離婚して三日後、元夫から一本の電話がかかってきた。
「頼みがある。」
その一言で嫌な予感がした。
「親の介護だけは今まで通り続けてもらえないかな。」
思わず聞き返した。
「……は?」
「二十年も家族だったんだからさ。離婚したからって急に他人になるわけじゃないだろ?親もお前のこと本当の娘みたいに思ってるし。」
私は何も言わず電話を切った。
二十年間、仕事をしながら義父母の通院、買い物、食事、夜中の呼び出しまで全部私がやってきた。

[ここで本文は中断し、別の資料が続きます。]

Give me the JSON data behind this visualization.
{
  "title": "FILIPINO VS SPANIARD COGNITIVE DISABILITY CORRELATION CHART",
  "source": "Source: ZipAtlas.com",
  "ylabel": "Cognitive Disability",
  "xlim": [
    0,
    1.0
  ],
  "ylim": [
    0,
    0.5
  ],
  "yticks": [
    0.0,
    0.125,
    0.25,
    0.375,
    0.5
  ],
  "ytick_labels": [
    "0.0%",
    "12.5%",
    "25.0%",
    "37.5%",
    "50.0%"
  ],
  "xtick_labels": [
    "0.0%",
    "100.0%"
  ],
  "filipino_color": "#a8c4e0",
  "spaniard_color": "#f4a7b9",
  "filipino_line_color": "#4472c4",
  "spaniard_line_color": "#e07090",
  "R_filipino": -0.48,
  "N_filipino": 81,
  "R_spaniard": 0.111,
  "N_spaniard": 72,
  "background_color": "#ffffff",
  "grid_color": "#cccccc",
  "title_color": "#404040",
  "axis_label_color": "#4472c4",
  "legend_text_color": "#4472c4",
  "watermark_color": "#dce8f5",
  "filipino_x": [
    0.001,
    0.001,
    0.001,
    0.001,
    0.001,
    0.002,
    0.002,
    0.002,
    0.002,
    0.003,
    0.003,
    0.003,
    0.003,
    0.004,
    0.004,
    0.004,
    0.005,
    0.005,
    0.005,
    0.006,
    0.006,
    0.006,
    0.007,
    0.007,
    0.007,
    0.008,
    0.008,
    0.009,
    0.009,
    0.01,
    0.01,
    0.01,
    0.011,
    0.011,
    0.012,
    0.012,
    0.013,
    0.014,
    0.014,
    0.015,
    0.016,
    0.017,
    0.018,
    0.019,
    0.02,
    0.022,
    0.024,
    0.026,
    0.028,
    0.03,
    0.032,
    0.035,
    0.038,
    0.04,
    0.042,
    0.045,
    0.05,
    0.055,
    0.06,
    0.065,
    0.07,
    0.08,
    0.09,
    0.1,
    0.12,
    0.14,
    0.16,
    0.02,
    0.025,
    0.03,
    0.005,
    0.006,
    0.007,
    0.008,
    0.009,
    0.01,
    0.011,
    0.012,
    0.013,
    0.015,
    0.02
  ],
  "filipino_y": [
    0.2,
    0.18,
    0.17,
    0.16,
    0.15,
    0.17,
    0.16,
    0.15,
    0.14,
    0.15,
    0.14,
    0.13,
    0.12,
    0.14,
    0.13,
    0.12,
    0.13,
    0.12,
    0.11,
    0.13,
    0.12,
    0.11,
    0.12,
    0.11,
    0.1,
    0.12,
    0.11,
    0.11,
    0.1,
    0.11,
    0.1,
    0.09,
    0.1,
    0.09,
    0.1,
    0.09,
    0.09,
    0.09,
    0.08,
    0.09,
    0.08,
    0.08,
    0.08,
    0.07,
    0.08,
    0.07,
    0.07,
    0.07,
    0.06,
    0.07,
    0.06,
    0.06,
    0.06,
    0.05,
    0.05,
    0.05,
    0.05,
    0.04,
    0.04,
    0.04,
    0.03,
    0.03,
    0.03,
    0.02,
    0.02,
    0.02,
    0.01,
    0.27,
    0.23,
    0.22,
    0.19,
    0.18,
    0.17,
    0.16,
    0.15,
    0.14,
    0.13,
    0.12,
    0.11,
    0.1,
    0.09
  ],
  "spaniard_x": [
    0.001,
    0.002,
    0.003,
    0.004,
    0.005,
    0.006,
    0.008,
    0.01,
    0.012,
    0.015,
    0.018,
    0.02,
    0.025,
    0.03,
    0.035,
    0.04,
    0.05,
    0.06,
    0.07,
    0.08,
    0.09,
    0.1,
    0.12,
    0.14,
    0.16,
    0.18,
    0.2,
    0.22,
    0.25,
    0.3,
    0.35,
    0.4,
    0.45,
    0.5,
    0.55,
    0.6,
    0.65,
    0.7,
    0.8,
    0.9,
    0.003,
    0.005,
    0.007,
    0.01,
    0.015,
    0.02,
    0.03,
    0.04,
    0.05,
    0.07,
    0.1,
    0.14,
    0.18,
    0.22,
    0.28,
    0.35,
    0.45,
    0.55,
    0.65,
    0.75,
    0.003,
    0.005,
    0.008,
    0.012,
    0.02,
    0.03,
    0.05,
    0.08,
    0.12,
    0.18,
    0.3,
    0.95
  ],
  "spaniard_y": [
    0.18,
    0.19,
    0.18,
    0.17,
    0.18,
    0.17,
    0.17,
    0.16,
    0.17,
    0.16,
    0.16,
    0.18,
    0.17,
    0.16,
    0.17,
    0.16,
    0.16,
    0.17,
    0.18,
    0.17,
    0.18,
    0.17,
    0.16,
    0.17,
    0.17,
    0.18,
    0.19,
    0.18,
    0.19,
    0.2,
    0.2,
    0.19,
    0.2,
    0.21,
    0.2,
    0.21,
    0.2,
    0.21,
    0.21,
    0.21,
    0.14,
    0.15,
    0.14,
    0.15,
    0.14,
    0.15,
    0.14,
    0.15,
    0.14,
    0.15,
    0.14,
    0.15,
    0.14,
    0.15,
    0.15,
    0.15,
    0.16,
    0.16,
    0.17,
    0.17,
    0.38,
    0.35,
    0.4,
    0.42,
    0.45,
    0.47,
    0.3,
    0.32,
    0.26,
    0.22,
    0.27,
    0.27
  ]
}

その間、元夫は「介護は女のほうが向いてる」と言って何もしなかった。
そして最後は私を捨てた。
それなのに介護だけ残していくなんて、あまりにも都合が良すぎた。
それから一か月後。
元夫の友人から連絡が来た。
「知らないと思って連絡した。あいつ、もう元カノと一緒にいるよ。」
頭が真っ白になった。
聞けば離婚前から元カノと連絡を取り合い、再婚の約束までしていたらしい。
離婚理由を「価値観の違い」と言っていたのも全部嘘だった。
私には介護を押し付け、自分は昔の恋人と新しい人生を始める。
全部、最初から決まっていたのだ。
数日後、元夫が突然家までやって来た。
インターホン越しに言う。
「なんで親のところへ行ってくれないんだ。」
「困ってるんだぞ。」
私は玄関を開けた。
「あなたが困るのは私には関係ない。」
すると元夫は顔を真っ赤にして怒鳴った。
「そんな薄情な女だったのか!」
「親はお前を娘だと思ってる!」
「介護くらい続けたっていいじゃないか!」
私は静かにスマホを取り出した。
「じゃあ確認するね。」
そう言って、一人の女性へ電話をかけた。
十分ほどで、元夫の"今の彼女"がやって来た。
彼女は私を見るなり少し驚いた顔をした。
私は笑顔で言った。
「もうすぐ結婚されるんですよね?おめでとうございます。」
「今日は介護のお話をしようと思って。」
彼女は首をかしげる。
「介護?」
私は元夫を見る。
「説明してないの?」
彼は一瞬固まった。
私は続けた。
「離婚しても私に義父母の介護を続けさせて、自分たちは再婚する予定なんですよ。
」
彼女の表情が一気に変わった。
「……え?」
「そんな話、一度も聞いてない。」
元夫は慌てて弁解した。
「いや、その……落ち着いたら話そうと思って……。」
「介護は施設もあるし……。」
彼女は怒鳴った。
「私に介護させるつもりだったの?」
「違う!だから元嫁に……」
その瞬間だった。
「元嫁に?」
彼女の声がさらに大きくなる。
「離婚した人に介護させて、自分は私と結婚するつもりだったの?」
二人はその場で大喧嘩になった。
私は何も言わず玄関にもたれ、最後まで見届けた。
数日後。
今度は義母から電話が来た。
「お願いだから戻ってきて。」
「あなたしか頼れる人がいないの。」
続けて義父も言う。
「新しいお嫁さんには迷惑をかけられない。」
私は思わず笑ってしまった。
「その"新しいお嫁さん"を選んだのは息子さんですよね。」
「私はもう他人です。」
「介護が必要なら、ご家族で話し合ってください。」
そう言って電話を切り、着信拒否にした。
その週末、私は引っ越した。
住所も電話番号も変えた。
後から共通の知人に聞いた話では、元夫は介護の現実を前に彼女とも毎日のように口論になり、結局結婚話は白紙になったらしい。
義父母は施設へ入所。
元夫は仕事と介護費用に追われ、「こんなはずじゃなかった」と何度も漏らしているという。
私はもう何も思わなかった。
二十年間尽くした私を、都合のいい介護要員としか見ていなかった人に、これ以上使う時間も情も残っていない。
離婚届に判を押したあの日。
私は夫だけではなく、"無料の介護要員"という役目も一緒に捨ててきたのだから。